TELEVISION, JAPAN, AND GLOBALIZATION is a collection of essays that describe vivid and compelling examples of Japanese media and analyze them with sophisticated theoretical methods. The book makes a stunning contribution to the literature of television studies, which has increasingly recognized its problematic focus on U.S. and Western European media, and a compelling intervention in discussions of globalization, through its careful attention to contradictory and complex phenomena on Japanese TV. Case studies include talent and stars, romance, anime, telops, game/talk shows, and live action nostalgia shows. The book also looks at Japanese television from a political and economic perspective, with attention to Sky TV, production trends, and Fuji TV as an architectural presence in Tokyo. The combination of textual analysis, brilliant argument, and historical and economic context makes this book ideal for media studies audiences. Its most important contribution may be the way these essays move the study of Japanese popular culture beyond the tired truisms about postmodernism and open up new lines of thinking about television and popular culture within and between nations.

Table of contents:

  • Why Japanese television now? / Mitsuhiro Yoshimoto (Kurosawa)
  • Banishment of Murdoch's Sky in Japan: a tale of David and Goliath? / JungBong Choi (Digitalization of Television in Japan)
  • "Ordinary foreigners" wanted: multinationalization of multicultural questions in a Japanese TV talk show / Koichi Iwabuchi (Recentering Globalization)
  • The uses of routine: NHK's amateur singing contest in historical perspective / Shuhei Hosokawa (Karaoke Around the World)
  • Scaling the TV station: Fuji Television, digital development, and fictions of a global Tokyo / Stephanie DeBoer 
  • The dramatic consequences of playing a lover: stars and televisual culture in Japan / Eva Tsai
  • Kind participation: postmodern consumption and capital with Japan's telop tv / Aaron Gerow
  • Revolutionary girls: from Oscar to Utena / Noriko Aso
  • Dream labor in dream factory: Japanese commercial television in the era of market fragmentation / Gabriella Lukacs
  • Can't live without happiness: reflexivity and Japanese TV drama / Kelly Hu
  • Becoming prodigal Japanese: portraits of Japanese Americans on Japanese television / Christine R. Yano (Tears of Longing)
  • Global and local materialities of anime / Mitsuyo Wada-Marciano (Nippon Modern)
  • Becoming Kikaida: Japanese television and generational identity in Hawaiʻi / Hirofumi Katsuno.

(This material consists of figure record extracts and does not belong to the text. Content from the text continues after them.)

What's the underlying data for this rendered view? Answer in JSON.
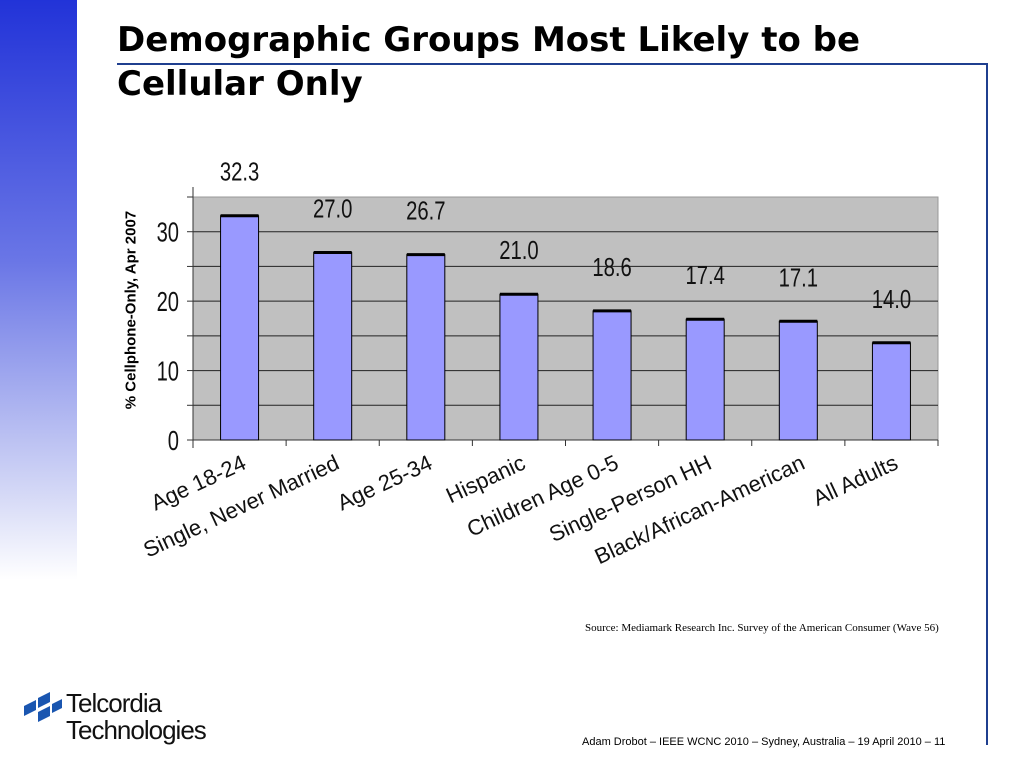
{
  "slide": {
    "title": "Demographic Groups Most Likely to be Cellular Only",
    "source": "Source: Mediamark Research Inc. Survey of the American Consumer (Wave 56)",
    "footer": "Adam Drobot – IEEE WCNC 2010 – Sydney, Australia – 19 April 2010  – 11",
    "logo": {
      "line1": "Telcordia",
      "line2": "Technologies"
    }
  },
  "colors": {
    "bar": "#9999ff",
    "plot_bg": "#c0c0c0",
    "accent": "#1f3f8f"
  },
  "chart_data": {
    "type": "bar",
    "title": "",
    "ylabel": "% Cellphone-Only, Apr 2007",
    "xlabel": "",
    "categories": [
      "Age 18-24",
      "Single, Never Married",
      "Age 25-34",
      "Hispanic",
      "Children Age 0-5",
      "Single-Person HH",
      "Black/African-American",
      "All Adults"
    ],
    "values": [
      32.3,
      27.0,
      26.7,
      21.0,
      18.6,
      17.4,
      17.1,
      14.0
    ],
    "value_labels": [
      "32.3",
      "27.0",
      "26.7",
      "21.0",
      "18.6",
      "17.4",
      "17.1",
      "14.0"
    ],
    "yticks": [
      0,
      10,
      20,
      30
    ],
    "ylim": [
      0,
      35
    ],
    "grid": true,
    "legend": "none"
  }
}
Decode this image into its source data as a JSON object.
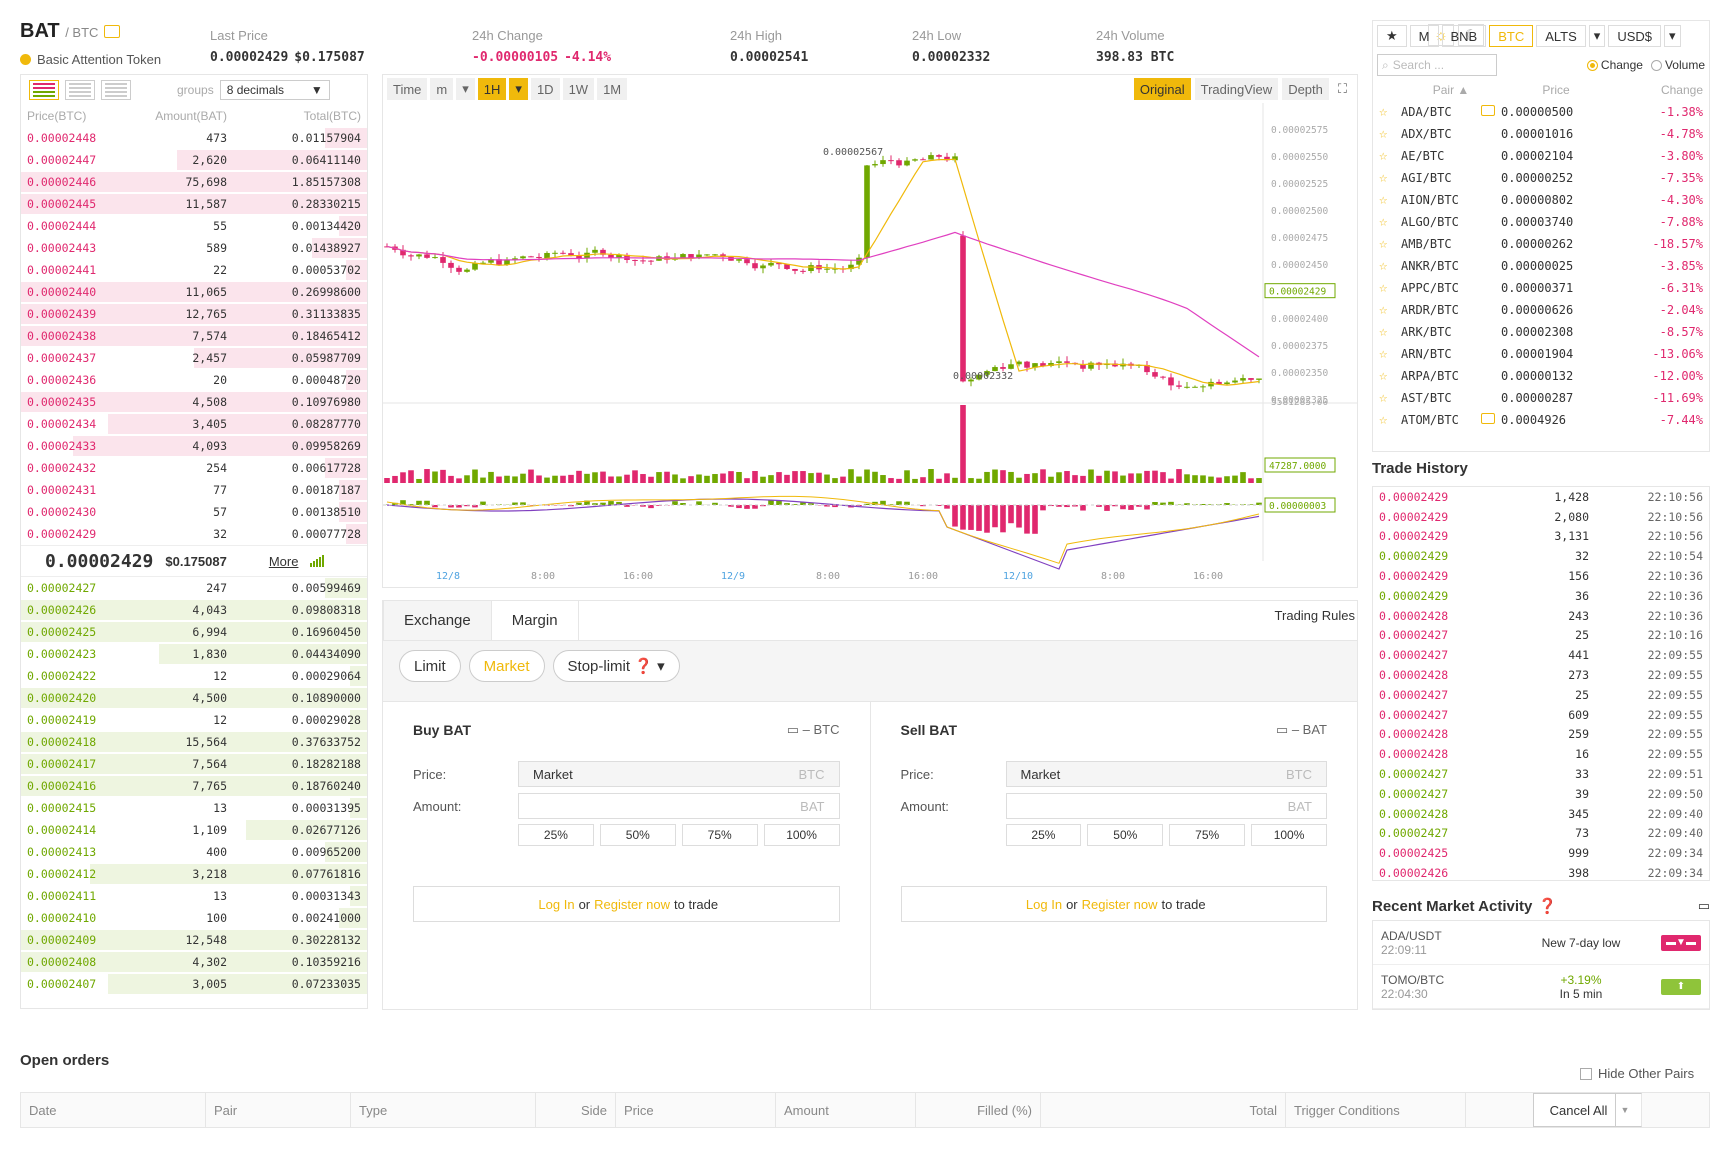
{
  "header": {
    "symbol": "BAT",
    "quote": "/ BTC",
    "full_name": "Basic Attention Token",
    "stats": [
      {
        "label": "Last Price",
        "value": "0.00002429",
        "extra": "$0.175087",
        "color": "normal"
      },
      {
        "label": "24h Change",
        "value": "-0.00000105",
        "extra": "-4.14%",
        "color": "red"
      },
      {
        "label": "24h High",
        "value": "0.00002541",
        "extra": "",
        "color": "normal"
      },
      {
        "label": "24h Low",
        "value": "0.00002332",
        "extra": "",
        "color": "normal"
      },
      {
        "label": "24h Volume",
        "value": "398.83 BTC",
        "extra": "",
        "color": "normal"
      }
    ],
    "theme_light": "☼",
    "theme_dark": "☾"
  },
  "orderbook": {
    "groups_label": "groups",
    "groups_value": "8 decimals",
    "headers": [
      "Price(BTC)",
      "Amount(BAT)",
      "Total(BTC)"
    ],
    "asks": [
      [
        "0.00002448",
        "473",
        "0.01157904",
        0.12
      ],
      [
        "0.00002447",
        "2,620",
        "0.06411140",
        0.55
      ],
      [
        "0.00002446",
        "75,698",
        "1.85157308",
        1.0
      ],
      [
        "0.00002445",
        "11,587",
        "0.28330215",
        1.0
      ],
      [
        "0.00002444",
        "55",
        "0.00134420",
        0.08
      ],
      [
        "0.00002443",
        "589",
        "0.01438927",
        0.16
      ],
      [
        "0.00002441",
        "22",
        "0.00053702",
        0.06
      ],
      [
        "0.00002440",
        "11,065",
        "0.26998600",
        1.0
      ],
      [
        "0.00002439",
        "12,765",
        "0.31133835",
        1.0
      ],
      [
        "0.00002438",
        "7,574",
        "0.18465412",
        1.0
      ],
      [
        "0.00002437",
        "2,457",
        "0.05987709",
        0.5
      ],
      [
        "0.00002436",
        "20",
        "0.00048720",
        0.06
      ],
      [
        "0.00002435",
        "4,508",
        "0.10976980",
        1.0
      ],
      [
        "0.00002434",
        "3,405",
        "0.08287770",
        0.75
      ],
      [
        "0.00002433",
        "4,093",
        "0.09958269",
        0.85
      ],
      [
        "0.00002432",
        "254",
        "0.00617728",
        0.12
      ],
      [
        "0.00002431",
        "77",
        "0.00187187",
        0.08
      ],
      [
        "0.00002430",
        "57",
        "0.00138510",
        0.08
      ],
      [
        "0.00002429",
        "32",
        "0.00077728",
        0.06
      ]
    ],
    "last_price": "0.00002429",
    "last_usd": "$0.175087",
    "more": "More",
    "bids": [
      [
        "0.00002427",
        "247",
        "0.00599469",
        0.12
      ],
      [
        "0.00002426",
        "4,043",
        "0.09808318",
        1.0
      ],
      [
        "0.00002425",
        "6,994",
        "0.16960450",
        1.0
      ],
      [
        "0.00002423",
        "1,830",
        "0.04434090",
        0.6
      ],
      [
        "0.00002422",
        "12",
        "0.00029064",
        0.05
      ],
      [
        "0.00002420",
        "4,500",
        "0.10890000",
        1.0
      ],
      [
        "0.00002419",
        "12",
        "0.00029028",
        0.05
      ],
      [
        "0.00002418",
        "15,564",
        "0.37633752",
        1.0
      ],
      [
        "0.00002417",
        "7,564",
        "0.18282188",
        1.0
      ],
      [
        "0.00002416",
        "7,765",
        "0.18760240",
        1.0
      ],
      [
        "0.00002415",
        "13",
        "0.00031395",
        0.05
      ],
      [
        "0.00002414",
        "1,109",
        "0.02677126",
        0.35
      ],
      [
        "0.00002413",
        "400",
        "0.00965200",
        0.12
      ],
      [
        "0.00002412",
        "3,218",
        "0.07761816",
        0.8
      ],
      [
        "0.00002411",
        "13",
        "0.00031343",
        0.05
      ],
      [
        "0.00002410",
        "100",
        "0.00241000",
        0.08
      ],
      [
        "0.00002409",
        "12,548",
        "0.30228132",
        1.0
      ],
      [
        "0.00002408",
        "4,302",
        "0.10359216",
        1.0
      ],
      [
        "0.00002407",
        "3,005",
        "0.07233035",
        0.75
      ]
    ]
  },
  "chart": {
    "time_label": "Time",
    "intervals": [
      "m",
      "1H",
      "1D",
      "1W",
      "1M"
    ],
    "active_interval": "1H",
    "views": [
      "Original",
      "TradingView",
      "Depth"
    ],
    "active_view": "Original",
    "price_ticks": [
      "0.00002575",
      "0.00002550",
      "0.00002525",
      "0.00002500",
      "0.00002475",
      "0.00002450",
      "0.00002425",
      "0.00002400",
      "0.00002375",
      "0.00002350",
      "0.00002325"
    ],
    "vol_tick": "5581285.00",
    "high_label": "0.00002567",
    "low_label": "0.00002332",
    "current_price": "0.00002429",
    "vol_value": "47287.0000",
    "macd_value": "0.00000003",
    "x_ticks": [
      "12/8",
      "8:00",
      "16:00",
      "12/9",
      "8:00",
      "16:00",
      "12/10",
      "8:00",
      "16:00"
    ],
    "colors": {
      "up": "#70a800",
      "down": "#e0286e",
      "ma1": "#f0b90b",
      "ma2": "#e040c0",
      "macd": "#8040c0"
    }
  },
  "trade": {
    "tabs": [
      "Exchange",
      "Margin"
    ],
    "rules": "Trading Rules",
    "order_types": [
      "Limit",
      "Market",
      "Stop-limit"
    ],
    "active_type": "Market",
    "buy": {
      "title": "Buy BAT",
      "wallet": "– BTC",
      "price_label": "Price:",
      "price_value": "Market",
      "price_unit": "BTC",
      "amount_label": "Amount:",
      "amount_unit": "BAT"
    },
    "sell": {
      "title": "Sell BAT",
      "wallet": "– BAT",
      "price_label": "Price:",
      "price_value": "Market",
      "price_unit": "BTC",
      "amount_label": "Amount:",
      "amount_unit": "BAT"
    },
    "pcts": [
      "25%",
      "50%",
      "75%",
      "100%"
    ],
    "login": "Log In",
    "or": "or",
    "register": "Register now",
    "to_trade": "to trade"
  },
  "markets": {
    "tabs": [
      "★",
      "M",
      "BNB",
      "BTC",
      "ALTS",
      "▾",
      "USD$",
      "▾"
    ],
    "active_tab": "BTC",
    "search_placeholder": "Search ...",
    "radio_change": "Change",
    "radio_volume": "Volume",
    "headers": [
      "Pair ▲",
      "Price",
      "Change"
    ],
    "rows": [
      [
        "ADA/BTC",
        "0.00000500",
        "-1.38%",
        true
      ],
      [
        "ADX/BTC",
        "0.00001016",
        "-4.78%",
        false
      ],
      [
        "AE/BTC",
        "0.00002104",
        "-3.80%",
        false
      ],
      [
        "AGI/BTC",
        "0.00000252",
        "-7.35%",
        false
      ],
      [
        "AION/BTC",
        "0.00000802",
        "-4.30%",
        false
      ],
      [
        "ALGO/BTC",
        "0.00003740",
        "-7.88%",
        false
      ],
      [
        "AMB/BTC",
        "0.00000262",
        "-18.57%",
        false
      ],
      [
        "ANKR/BTC",
        "0.00000025",
        "-3.85%",
        false
      ],
      [
        "APPC/BTC",
        "0.00000371",
        "-6.31%",
        false
      ],
      [
        "ARDR/BTC",
        "0.00000626",
        "-2.04%",
        false
      ],
      [
        "ARK/BTC",
        "0.00002308",
        "-8.57%",
        false
      ],
      [
        "ARN/BTC",
        "0.00001904",
        "-13.06%",
        false
      ],
      [
        "ARPA/BTC",
        "0.00000132",
        "-12.00%",
        false
      ],
      [
        "AST/BTC",
        "0.00000287",
        "-11.69%",
        false
      ],
      [
        "ATOM/BTC",
        "0.0004926",
        "-7.44%",
        true
      ]
    ]
  },
  "trade_history": {
    "title": "Trade History",
    "rows": [
      [
        "0.00002429",
        "1,428",
        "22:10:56",
        "r"
      ],
      [
        "0.00002429",
        "2,080",
        "22:10:56",
        "r"
      ],
      [
        "0.00002429",
        "3,131",
        "22:10:56",
        "r"
      ],
      [
        "0.00002429",
        "32",
        "22:10:54",
        "g"
      ],
      [
        "0.00002429",
        "156",
        "22:10:36",
        "r"
      ],
      [
        "0.00002429",
        "36",
        "22:10:36",
        "g"
      ],
      [
        "0.00002428",
        "243",
        "22:10:36",
        "r"
      ],
      [
        "0.00002427",
        "25",
        "22:10:16",
        "r"
      ],
      [
        "0.00002427",
        "441",
        "22:09:55",
        "r"
      ],
      [
        "0.00002428",
        "273",
        "22:09:55",
        "r"
      ],
      [
        "0.00002427",
        "25",
        "22:09:55",
        "r"
      ],
      [
        "0.00002427",
        "609",
        "22:09:55",
        "r"
      ],
      [
        "0.00002428",
        "259",
        "22:09:55",
        "r"
      ],
      [
        "0.00002428",
        "16",
        "22:09:55",
        "r"
      ],
      [
        "0.00002427",
        "33",
        "22:09:51",
        "g"
      ],
      [
        "0.00002427",
        "39",
        "22:09:50",
        "g"
      ],
      [
        "0.00002428",
        "345",
        "22:09:40",
        "g"
      ],
      [
        "0.00002427",
        "73",
        "22:09:40",
        "g"
      ],
      [
        "0.00002425",
        "999",
        "22:09:34",
        "r"
      ],
      [
        "0.00002426",
        "398",
        "22:09:34",
        "r"
      ]
    ]
  },
  "activity": {
    "title": "Recent Market Activity",
    "rows": [
      {
        "pair": "ADA/USDT",
        "time": "22:09:11",
        "desc": "New 7-day low",
        "sub": "",
        "color": "#e0286e"
      },
      {
        "pair": "TOMO/BTC",
        "time": "22:04:30",
        "desc": "+3.19%",
        "sub": "In 5 min",
        "color": "#8fc43a"
      }
    ]
  },
  "open_orders": {
    "title": "Open orders",
    "hide_other": "Hide Other Pairs",
    "columns": [
      "Date",
      "Pair",
      "Type",
      "Side",
      "Price",
      "Amount",
      "Filled (%)",
      "Total",
      "Trigger Conditions"
    ],
    "cancel_all": "Cancel All"
  }
}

My contribution analyses the phenomenon of all those subtitles (more properly called "telop") on Japanese television, especially variety programming, where it seems anything someone says and does is emphasized and interpreted through colorful telop on screen. Critically using Ota Shoichi's work on owarai (especially the boke and tsukkomi in manzai) and Azuma Hiroki's work on database consumption, I argue about how Japanese TV not only reads itself, but encourages viewers to contribute their labor as readers to enhance the value of the televisual commodity.

TELEVISION, JAPAN, AND GLOBALIZATION is published by the Center for Japanese Studies at the University of Michigan, which also put out my Page of Madness and Research Guide to Japanese Film Studies. Their books are a little bit hard to order. You can get them through Amazon (both in paperback and hardcover) or you can order them directly from CJS.

Update: I have made my contribution available on the Yale repository.